Jessie received a letter from Pick in early September, right after school started. He’s living in a sustainable community outside of Pottstown, Pennsylvania. His mother did end up taking him to Woodstock, and the way he described it in his letter made Jessie glad she hadn’t gone. Pick and Lorraine drove to the concert in a VW bus with a couple from their community. The bus got a flat tire right before Eldred, New York, and Pick said it was easier to abandon the bus and hitch a ride than to track down another tire; the bus didn’t have a spare. Pick and Lorraine had to hitch rides in separate cars. The road was a logjam of vehicles headed to the Yasgur farm, and some cars were so crowded that people sat on the roofs and hoods. Pick worried he would never find his mother again.
Needle in a haystack, he wrote to Jessie. Four hundred thousand people, half of them women, and all of them looked and acted just like Lavender.
Pick hooked up with a couple who had brought their seven-year-old son, Denny, and in exchange for Pick keeping an eye on the little guy, they included Pick in their family unit and shared the food they’d brought.

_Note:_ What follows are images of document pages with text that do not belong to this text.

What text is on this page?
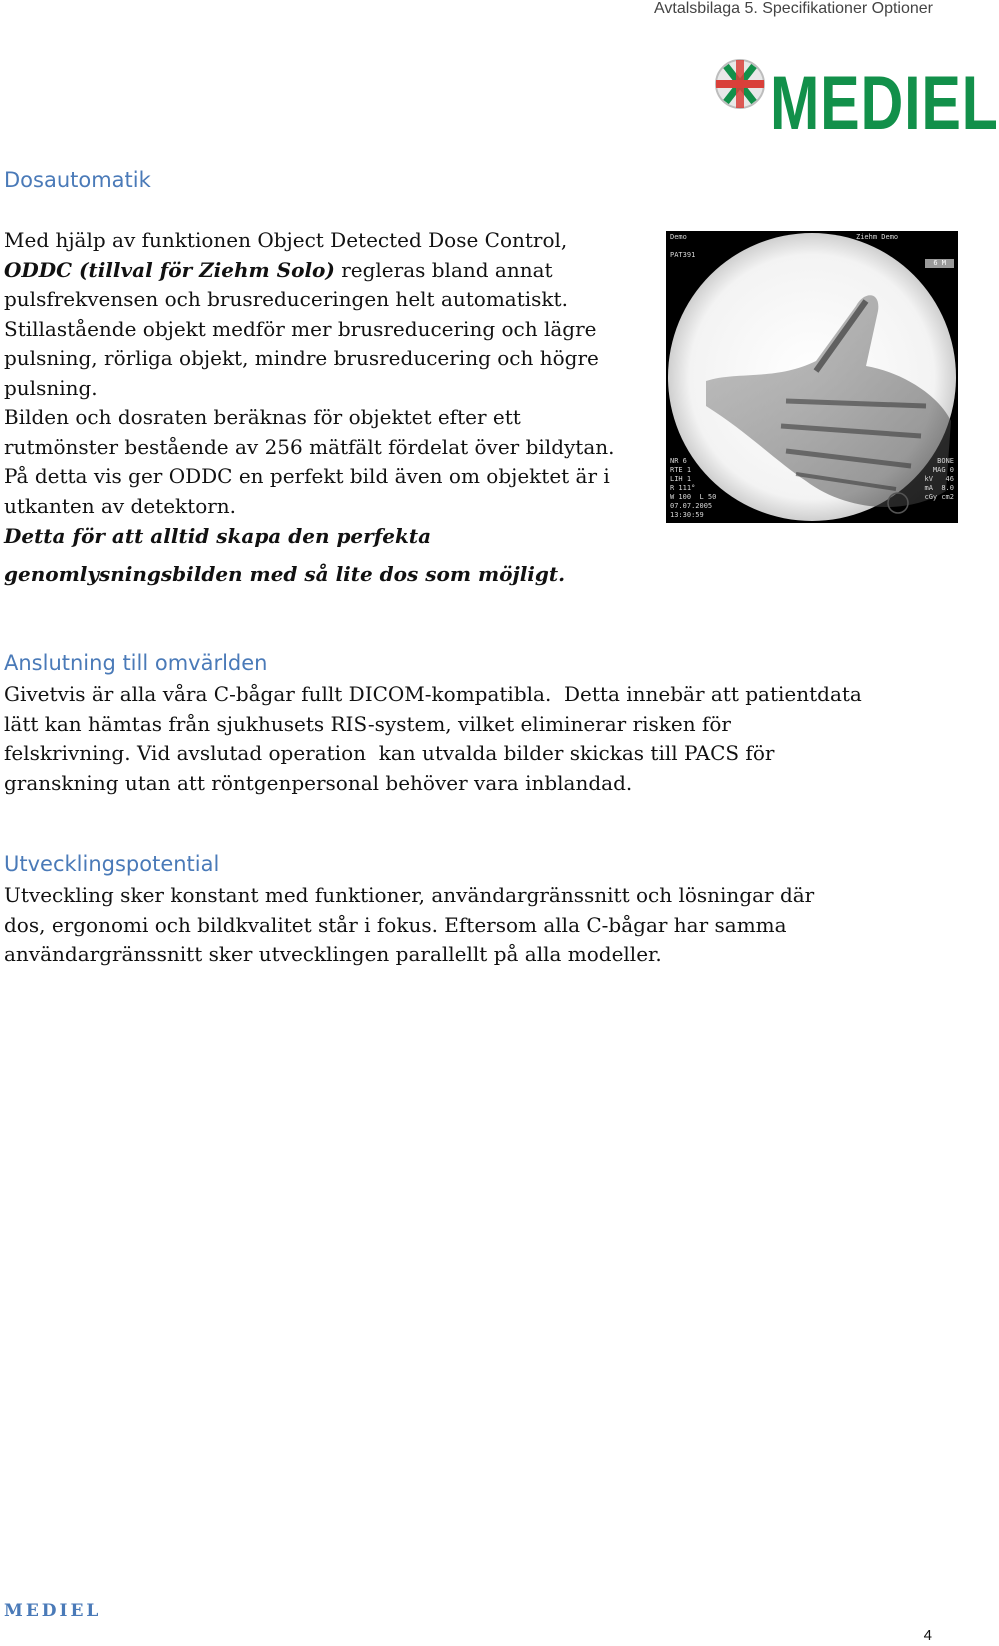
Avtalsbilaga 5. Specifikationer Optioner
MEDIEL
Dosautomatik
Med hjälp av funktionen Object Detected Dose Control,
ODDC (tillval för Ziehm Solo) regleras bland annat
pulsfrekvensen och brusreduceringen helt automatiskt.
Stillastående objekt medför mer brusreducering och lägre
pulsning, rörliga objekt, mindre brusreducering och högre
pulsning.
Bilden och dosraten beräknas för objektet efter ett
rutmönster bestående av 256 mätfält fördelat över bildytan.
På detta vis ger ODDC en perfekt bild även om objektet är i
utkanten av detektorn.
Detta för att alltid skapa den perfekta
genomlysningsbilden med så lite dos som möjligt.
Demo

PAT391
Ziehm Demo
6 M
NR 6
RTE 1
LIH 1
R 111°
W 100  L 50
07.07.2005
13:30:59
BONE
MAG 0
kV   46
mA  8.0
cGy cm2
Anslutning till omvärlden
Givetvis är alla våra C-bågar fullt DICOM-kompatibla.  Detta innebär att patientdata
lätt kan hämtas från sjukhusets RIS-system, vilket eliminerar risken för
felskrivning. Vid avslutad operation  kan utvalda bilder skickas till PACS för
granskning utan att röntgenpersonal behöver vara inblandad.
Utvecklingspotential
Utveckling sker konstant med funktioner, användargränssnitt och lösningar där
dos, ergonomi och bildkvalitet står i fokus. Eftersom alla C-bågar har samma
användargränssnitt sker utvecklingen parallellt på alla modeller.
MEDIEL
4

The concert had good moments. Pick’s favorite band, Creedence, had played after midnight on Saturday night, but he fell fast asleep before Janis Joplin went on. He woke back up to hear Jefferson Airplane. I’d forgotten where I was, he wrote, then I heard Grace Slick’s voice. There were times when I was bored and tired and hungry but there were other times when I was part of this teeming, gyrating, smoking, singing mass of humanity. I felt proud to live in this country.
When Monday morning rolled around and Jimi Hendrix, the final performer, played a psychedelic version of “The Star-Spangled Banner,” Pick still hadn’t located his mother. He figured she would have wanted to stay and see Hendrix, but he decided if he didn’t find her, he would hitch a ride with someone heading back to Cape Cod and return to his grandfather on Nantucket.
But then this amazing thing happened. Denny saw a kid who had a balloon animal and he declared that he wanted one. Pick somehow, through asking one person and then another, found the man who was making the balloon animals. He was clearly strung out—he wore only a pair of red satin shorts and a red bow tie—and Pick was hesitant to approach him. It was Denny who charged forward toward the balloon man, and thank goodness, because Pick saw that the woman who was collecting the money for him—the animals were a dime apiece—was Lavender.